This invention relates to optical repeaters for telecommunication transmission systems, particularly for undersea systems and particularly but not exclusively to glanding arrangements for such repeaters.
In an optical undersea telecommunications system the major problems are the maintenance of a vapour and water free environment and an assembly of the electrical and optical components which facilitates manufacture and testing prior to installation.
U.K. Patent application No. 2091901A provides a sealed chamber on the front of the bulkhead and two cable glands, one through the chamber wall and one through the bulkhead, to provide a sealed environment within the repeaters and enable fibre splicing in the chamber. However this arrangement is not ideal; in particular it is difficult to see how either gland can be factory tested, other than with gas under pressure, without damaging the cable or the gland.

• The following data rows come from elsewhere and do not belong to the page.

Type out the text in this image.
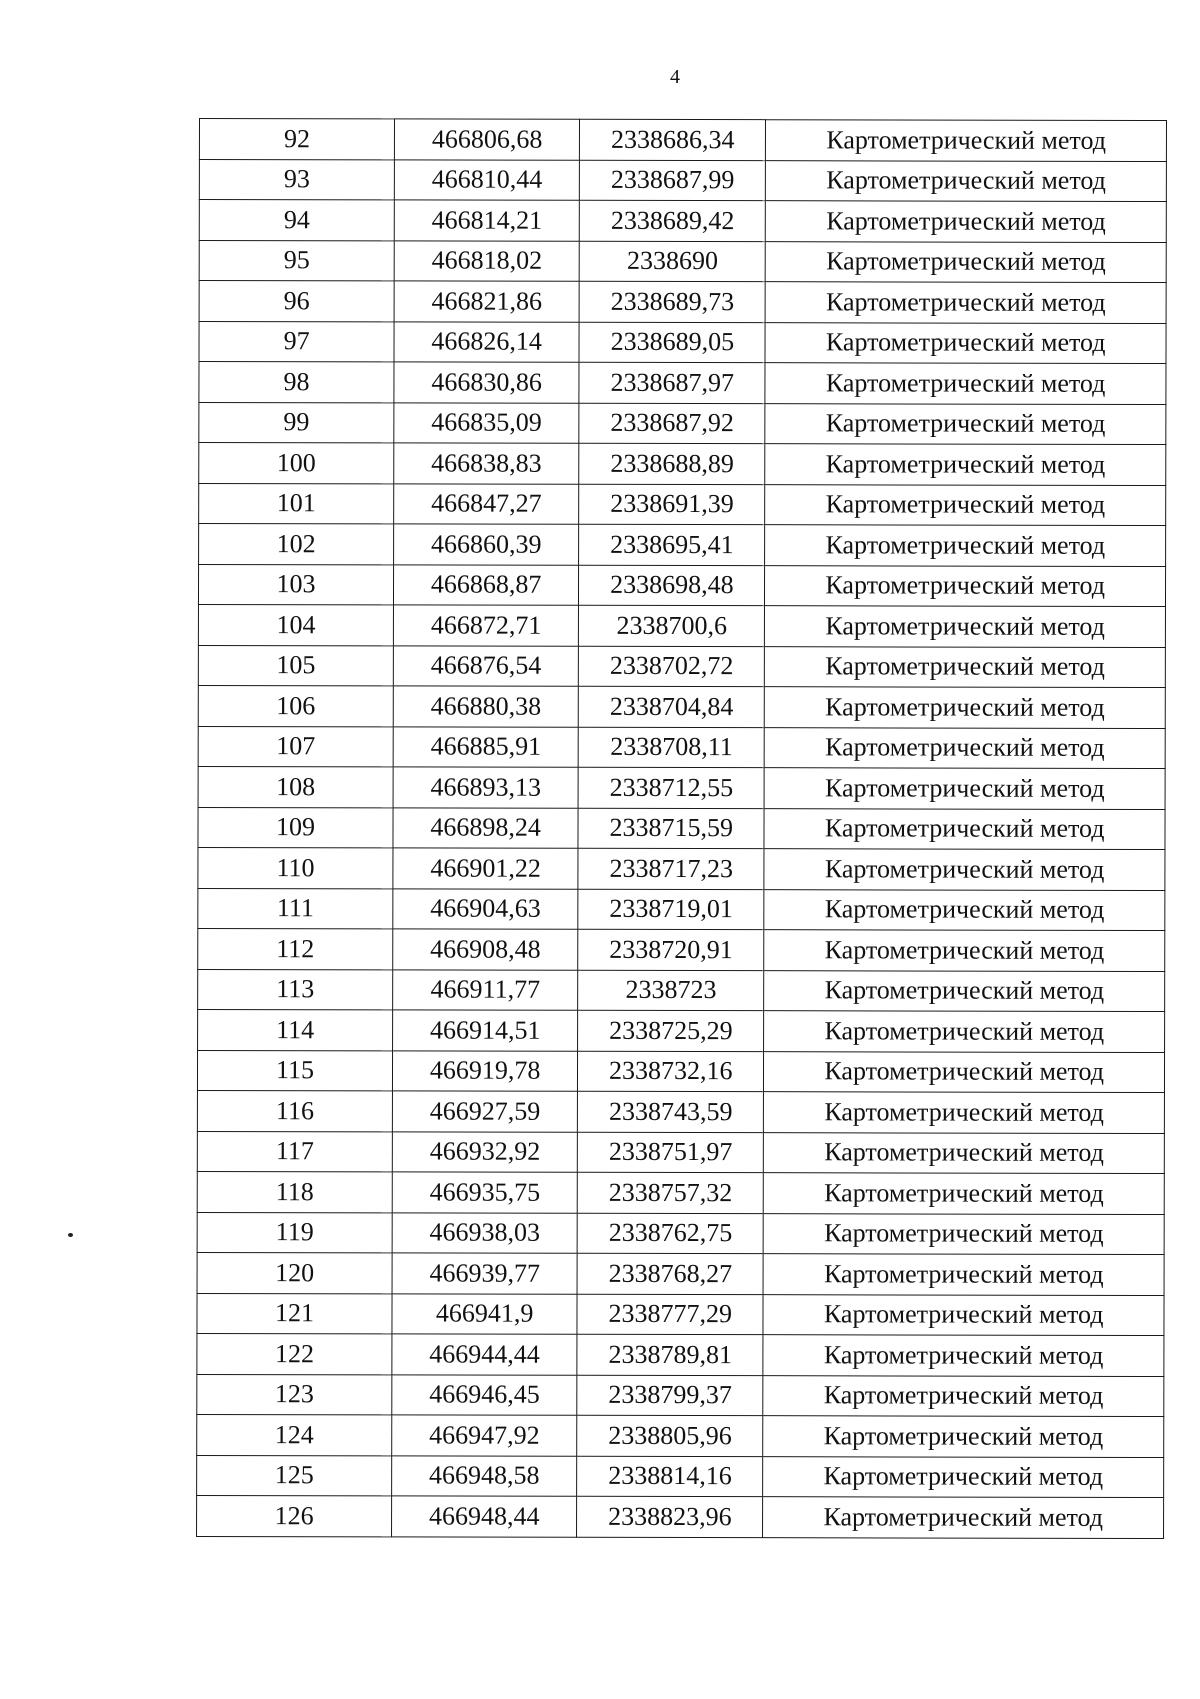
4
92	466806,68	2338686,34	Картометрический метод
93	466810,44	2338687,99	Картометрический метод
94	466814,21	2338689,42	Картометрический метод
95	466818,02	2338690	Картометрический метод
96	466821,86	2338689,73	Картометрический метод
97	466826,14	2338689,05	Картометрический метод
98	466830,86	2338687,97	Картометрический метод
99	466835,09	2338687,92	Картометрический метод
100	466838,83	2338688,89	Картометрический метод
101	466847,27	2338691,39	Картометрический метод
102	466860,39	2338695,41	Картометрический метод
103	466868,87	2338698,48	Картометрический метод
104	466872,71	2338700,6	Картометрический метод
105	466876,54	2338702,72	Картометрический метод
106	466880,38	2338704,84	Картометрический метод
107	466885,91	2338708,11	Картометрический метод
108	466893,13	2338712,55	Картометрический метод
109	466898,24	2338715,59	Картометрический метод
110	466901,22	2338717,23	Картометрический метод
111	466904,63	2338719,01	Картометрический метод
112	466908,48	2338720,91	Картометрический метод
113	466911,77	2338723	Картометрический метод
114	466914,51	2338725,29	Картометрический метод
115	466919,78	2338732,16	Картометрический метод
116	466927,59	2338743,59	Картометрический метод
117	466932,92	2338751,97	Картометрический метод
118	466935,75	2338757,32	Картометрический метод
119	466938,03	2338762,75	Картометрический метод
120	466939,77	2338768,27	Картометрический метод
121	466941,9	2338777,29	Картометрический метод
122	466944,44	2338789,81	Картометрический метод
123	466946,45	2338799,37	Картометрический метод
124	466947,92	2338805,96	Картометрический метод
125	466948,58	2338814,16	Картометрический метод
126	466948,44	2338823,96	Картометрический метод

U.S. Pat. No. 4,345,816 shows an optical fibre introducing equipment for an optical submerged repeater and teaches the use of a small diameter metal cylinder with an insertion hole for receiving an optical fibre more than several times the diameter of the coated optical fibre, and gluing the fibre into the insertion hole with part of the coating removed. The disadvantage of this arrangement is the use of adhesive such as epoxy for withstanding the ultimate pressure differential which may occur in use of the repeater and the fact that no epoxy adhesive has yet been found, to our knowledge, which provides hermeticity to the degree required for a submerged repeater.